Friday, November 29, 2013

Lawrence of Arabia (1962): Original Motion Picture Soundtrack Composed and Conducted by Maurice Jarre

Re-posted by Nicholas Stix

David Lean’s Lawrence of Arabia had a serious shot at being the greatest picture ever made, but screenwriters Robert Bolt and Michael Wilson unfortunately gave in to the myth of depicting T.E. Lawrence as a simpering pansy early in the story. Arab Moslems have no problem, in practice, with homosexuality, as long as it is done tastefully, by masculine-seeming men raping little boys. However, they will not tolerate the perversion of men dancing around openly like Noel Coward, and acting like bloody fags! They would have drawn and quartered an Englishman who acted the way Peter O’Toole acts early in the picture.

(Truth be told, however, even if O’Toole had played it straight, he still would likely have lost out to Gregory Peck for To Kill a Mockingbird that year. Although Peck gave an excellent performance, his Oscar was both a career award, and a political award for starring in the most powerful work of racial propaganda of the past 100 years.)

And that’s why Lawrence of Arabia isn’t the greatest picture ever made. But it still comes in tied with The Bridge on the River Kwai for eleventh in my book, following The Best Years of Our Lives, The Godfather, The Godfather, Part II, and Citizen Kane; It’s a Wonderful Life; Shane; The Philadelphia Story; On the Waterfront; The Third Man; and Casablanca.

 

 

Thanks to Frederik Riesberg for the splendid upload.

Published on May 26, 2013

Original Motion Picture Soundtrack (1962). Composed and Conducted by Maurice Jarre.
Music Awards:

Academy Award - Best Original Score (1962)

Playlist:
-00:00 = "Overture"
-04:13 = "Main Title"
-06:05 = "Arrival At Auda's Camp"
-07:26 = The Voice Of The Guns"
-09:24 = "Continuation Of The Miracle"
-11:31 = "That Is The Desert"
-12:55 = "End Title"

2 comments:

Anonymous said...

That accusation of Lawrence being a homosexual may be more nothing than innuendo by rivals and enemies of T.E. T.E. was described as being ne of the seven most important men in the world and did have a lot of those opposed to him and his ideas POST-WAR. That easiest and best way to smear a person is to suggest some sort of sexual deviancy, proven or otherwise.

Anonymous said...

Speaking of movies with a political theme, TCM just ran "The Young Savages" again. This is a 1961 John Frankenheimer film with Burt Lancaster as a Manhattan Deputy DA.

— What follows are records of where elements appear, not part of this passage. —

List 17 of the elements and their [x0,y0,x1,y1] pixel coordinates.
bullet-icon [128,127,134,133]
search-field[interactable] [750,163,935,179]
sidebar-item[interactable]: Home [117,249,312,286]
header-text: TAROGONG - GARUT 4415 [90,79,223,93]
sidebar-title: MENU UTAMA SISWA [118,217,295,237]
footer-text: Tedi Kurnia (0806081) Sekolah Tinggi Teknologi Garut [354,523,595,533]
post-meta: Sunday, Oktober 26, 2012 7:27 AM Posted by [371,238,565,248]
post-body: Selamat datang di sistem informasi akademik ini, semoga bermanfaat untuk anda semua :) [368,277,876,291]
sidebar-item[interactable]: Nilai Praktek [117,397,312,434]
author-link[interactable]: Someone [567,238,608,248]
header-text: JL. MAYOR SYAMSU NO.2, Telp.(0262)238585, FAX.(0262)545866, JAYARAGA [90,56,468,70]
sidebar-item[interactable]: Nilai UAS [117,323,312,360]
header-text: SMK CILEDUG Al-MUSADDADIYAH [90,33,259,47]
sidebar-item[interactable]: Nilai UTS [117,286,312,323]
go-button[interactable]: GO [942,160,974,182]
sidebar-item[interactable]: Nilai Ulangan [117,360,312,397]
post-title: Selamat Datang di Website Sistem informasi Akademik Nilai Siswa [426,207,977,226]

In 1957, a 15 year old white boy named Michael Farmer was murdered by a gang of black and Puerto Ricans (Google "Michael Farmer murder"). It received a lot of publicity at the time.

Farmer had polio, but could walk.

In the 1961 film, the victim is a teenage Puerto Rican boy who is blind. The killers are from an Italian gang with the main bad guy Irish.

The film does give some ambiguity to the case. The story takes place (and was filmed) in the part of Harlem which tipped from Italian to Puerto Rican.

Reversing the races of perp and victim in crime stories became a standard trope in movie and TV drama.